RmInt1 is mobile in E. coli.

The Ll.LtrB-ΔORF intron expressed under the control of the T7 promoter in the absence of IPTG, at 37°C, was active in E. coli HMS174 (DE3), with a mobilization efficiency of 24% (45). We investigated whether RmInt1 was mobile in E. coli and determined the efficiency of retrohoming events, by electroporating E. coli HMS174 (DE3) with the recipient pACE0.6LAG and the intron donor pKGEMA4T7 plasmids. The electroporated cells were diluted 1/400 in LB medium supplemented with kanamycin and ampicillin and grown at one of two different temperatures, 37 and 28°C, overnight. The cultures were then serially diluted and plated on LB agar supplemented with tetracycline and ampicillin. Mobilization efficiencies were then calculated as indicated above. RmInt1 had a mobilization efficiency of 10.4% at 28°C, 1,000 times higher than that at 37°C (0.01%).
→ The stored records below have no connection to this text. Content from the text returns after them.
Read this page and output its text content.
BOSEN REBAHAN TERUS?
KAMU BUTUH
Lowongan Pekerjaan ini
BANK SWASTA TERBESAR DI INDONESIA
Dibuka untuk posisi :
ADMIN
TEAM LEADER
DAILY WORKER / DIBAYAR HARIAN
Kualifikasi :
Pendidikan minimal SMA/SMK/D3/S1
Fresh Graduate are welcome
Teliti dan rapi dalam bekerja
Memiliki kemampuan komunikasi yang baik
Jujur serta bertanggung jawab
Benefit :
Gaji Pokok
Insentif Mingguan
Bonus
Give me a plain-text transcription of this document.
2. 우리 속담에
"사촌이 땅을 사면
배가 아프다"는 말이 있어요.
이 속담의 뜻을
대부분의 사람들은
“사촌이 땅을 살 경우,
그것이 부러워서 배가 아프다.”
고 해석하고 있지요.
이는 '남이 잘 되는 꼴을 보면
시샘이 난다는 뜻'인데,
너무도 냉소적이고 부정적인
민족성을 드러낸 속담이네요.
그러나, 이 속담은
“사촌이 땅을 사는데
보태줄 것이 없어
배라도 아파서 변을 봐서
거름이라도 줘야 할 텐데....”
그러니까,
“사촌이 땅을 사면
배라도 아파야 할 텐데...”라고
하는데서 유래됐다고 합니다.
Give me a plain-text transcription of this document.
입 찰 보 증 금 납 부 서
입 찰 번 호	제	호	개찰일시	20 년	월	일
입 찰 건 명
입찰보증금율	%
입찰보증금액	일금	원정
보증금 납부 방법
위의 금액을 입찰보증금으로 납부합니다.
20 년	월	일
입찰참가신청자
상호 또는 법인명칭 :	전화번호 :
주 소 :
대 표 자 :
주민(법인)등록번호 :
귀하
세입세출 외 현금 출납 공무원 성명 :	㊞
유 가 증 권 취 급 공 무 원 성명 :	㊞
The insertion of the intron at the correct site was confirmed by sequencing. In controls, pKGEMA4XT7 (pKGEMA4T7 derivative, which has a frameshift within the IEP coding sequence generated by eliminating the internal EcoRI, producing a truncated IEP), gave 0.0035% and 0.001% Tet^r + Amp^r colonies at 28 and 37°C, respectively. Thus, the RmInt1 intron is active in E. coli but is considerably more efficient at 28°C, the optimal temperature for its natural host S. meliloti.

Retargeting of RmInt1 for insertion into sites within the E. coli trxB and ompT genes.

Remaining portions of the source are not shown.